Ye little birds that sit and sing

Amidst the shady valleys,
And see how Phillis sweetly walks
Within her garden-alleys;

Go, pretty birds, about her bower;
Sing, pretty birds, she may not lower;
Ah, me! methinks I see her frown!
Ye pretty wantons, warble.

Go, tell her, through your chirping bills, As you by me are bidden,

To her is only known my love,

Which from the world is hidden.

Go, pretty birds, and tell her so;
See that your notes strain not too low,
For still, methinks, I see her frown,
Ye pretty wantons, warble.

Go, tune your voices' harmony,
And sing, I am her lover;

Strain loud and sweet, that every note.
With sweet content may move her.
And she that hath the sweetest voice,
Tell her I will not change my choice;
Yet still, methinks, I see her frown,
Ye pretty wantons, warble.

O fly make haste! see, see, she falls
Into a pretty slumber;

Sing round about her rosy bed,

That waking, she may wonder.

Say to her, 'tis her lover true
That sendeth love to you, to you!
And when you hear her kind reply,
Return with pleasant warblings.

WILLIAM BROWNE.

1590-164 5.

["Britannia's Pastorals." 1616.]

SHALL I tell you whom I love?
Hearken then awhile to me;

And if such a woman move,
As I now shall versify,
Be assured 'tis she, or none
That I love, and love alone.

Nature did her so much right,

As she scorns the help of art:

In as many virtues dight

As e'er yet embraced a heart.
So much good so truly tried,

Some for less were deified.

Wit she hath without desire

To make known how much she hath ;

And her anger flames no higher

Than may fitly sweeten wrath.

Full of pity as may be,

Though, perhaps, not so to me.

Reason masters every sense,

And her virtues grace her birth;

Lovely as all excellence,

Modest in her most of mirth :

Likelihood enough to prove
Only worth could kindle love.

Such she is and if you know

Such a one as I have sung;

Be she brown, or fair, or so,

That she be but somewhile young:

Be assured 'tis she, or none,

That I love, and love alone.

WELCOME, WELCOME DO I SING.

[From a manuscript copy of his poems in the Lansdowne collection.]

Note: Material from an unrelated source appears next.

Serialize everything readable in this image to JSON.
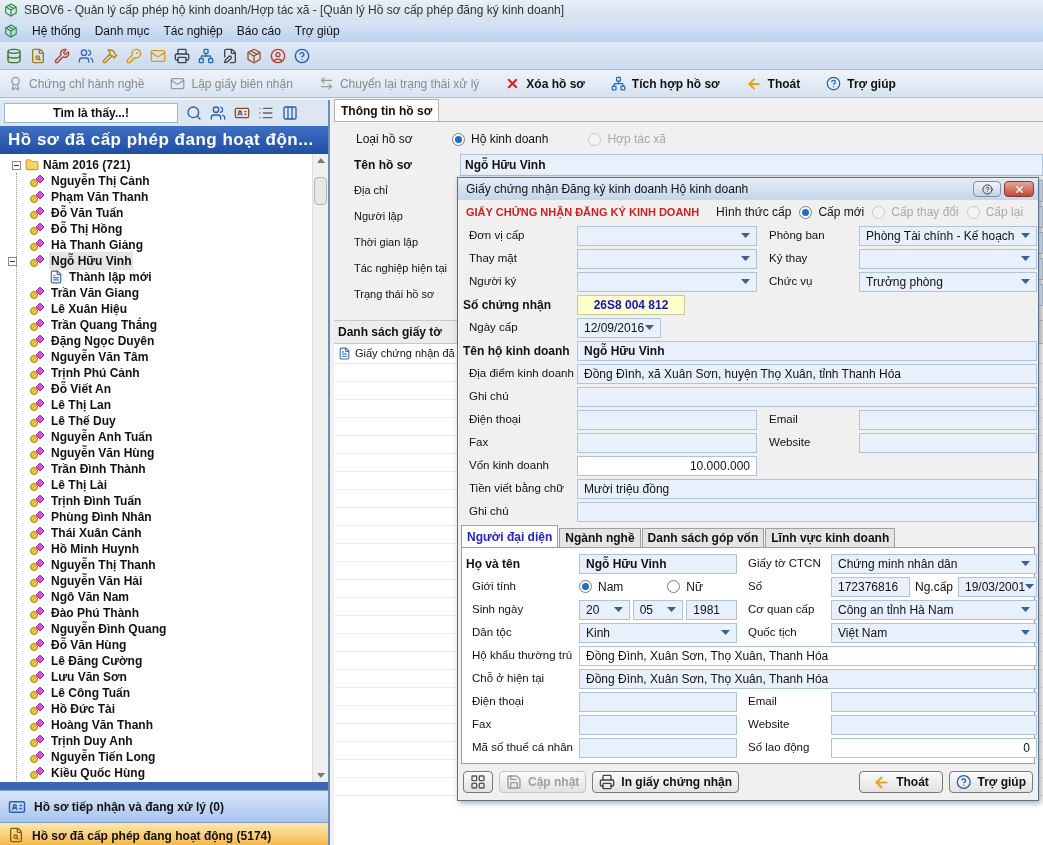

Welcome, welcome, do I sing,

Far more welcome than the Spring;

He that parteth from you never,

Shall enjoy a spring forever.

Love, that to the voice is near,

Breaking from your ivory pale,

Need not walk abroad to hear
The delightful nightingale.

Welcome, welcome, then I sing, etc.

Love, that looks still on your eyes,
Though the winter have begun

To benumb our arteries,

Shall not want the summer's sun.

Welcome, welcome, then I sing, etc.

Love, that still may see your cheeks,
Where all rareness still reposes,

'Tis a fool, if e'er he seeks

Other lilies, other roses.

Welcome, welcome, then I sing, etc.

Love, to whom your soft lip yields,
And perceives your breath in kissing,
All the odours of the fields,

Never, never, shall be missing.

Welcome, welcome, then I sing, etc.

Love, that question would anew
What fair Eden was of old,

Let him rightly study you,

And a brief of that behold.

Welcome, welcome, then I sing,
Far more welcome than the Spring,
He that parteth from you never,
Shall enjoy a spring forever.

WILLIAM DRUMMOND.

1585-1649.

THE fame of Drummond of Hawthornden rests on his sonnets, many of which were inspired by love, and are among the best of the kind in the language. The name of the lady whose name they embalm was Mary Cunningham, a daughter of the Laird of Barns. Drummond fell in love with her, while cultivating his poetical talents at Hawthornden, after the death of his father, in 1610. She returned his passion, and the marriage-day was fixed; but before it arrived she was carried off by a fever. Drummond returned to his poetical studies, and in 1616 published a volume entitled, "POEMS: AMOROUS, FUNERALL, PASTORALL, IN SONNETS, SONGS, SEXTAINS, MADRIGALS," from which the following extracts are taken. He travelled several years on the Continent, and made the acquaintance of many of the most learned men in France, Italy, and Germany; and returning to Scotland in 1631 or '32, he accidentally met a lady who bore a striking resemblance to his lost mistress, and married her. Her name was Elizabeth Logan, and she is said to have been a daughter of Sir Robert Logan, of Restelrig. Her pedigree has been disputed on the other side of the water, where they care for such trifles-one account making her "the daughter of a minister, by one whose sire was a shepherd;" but to us, at this late day, it is of no great consequence who she was.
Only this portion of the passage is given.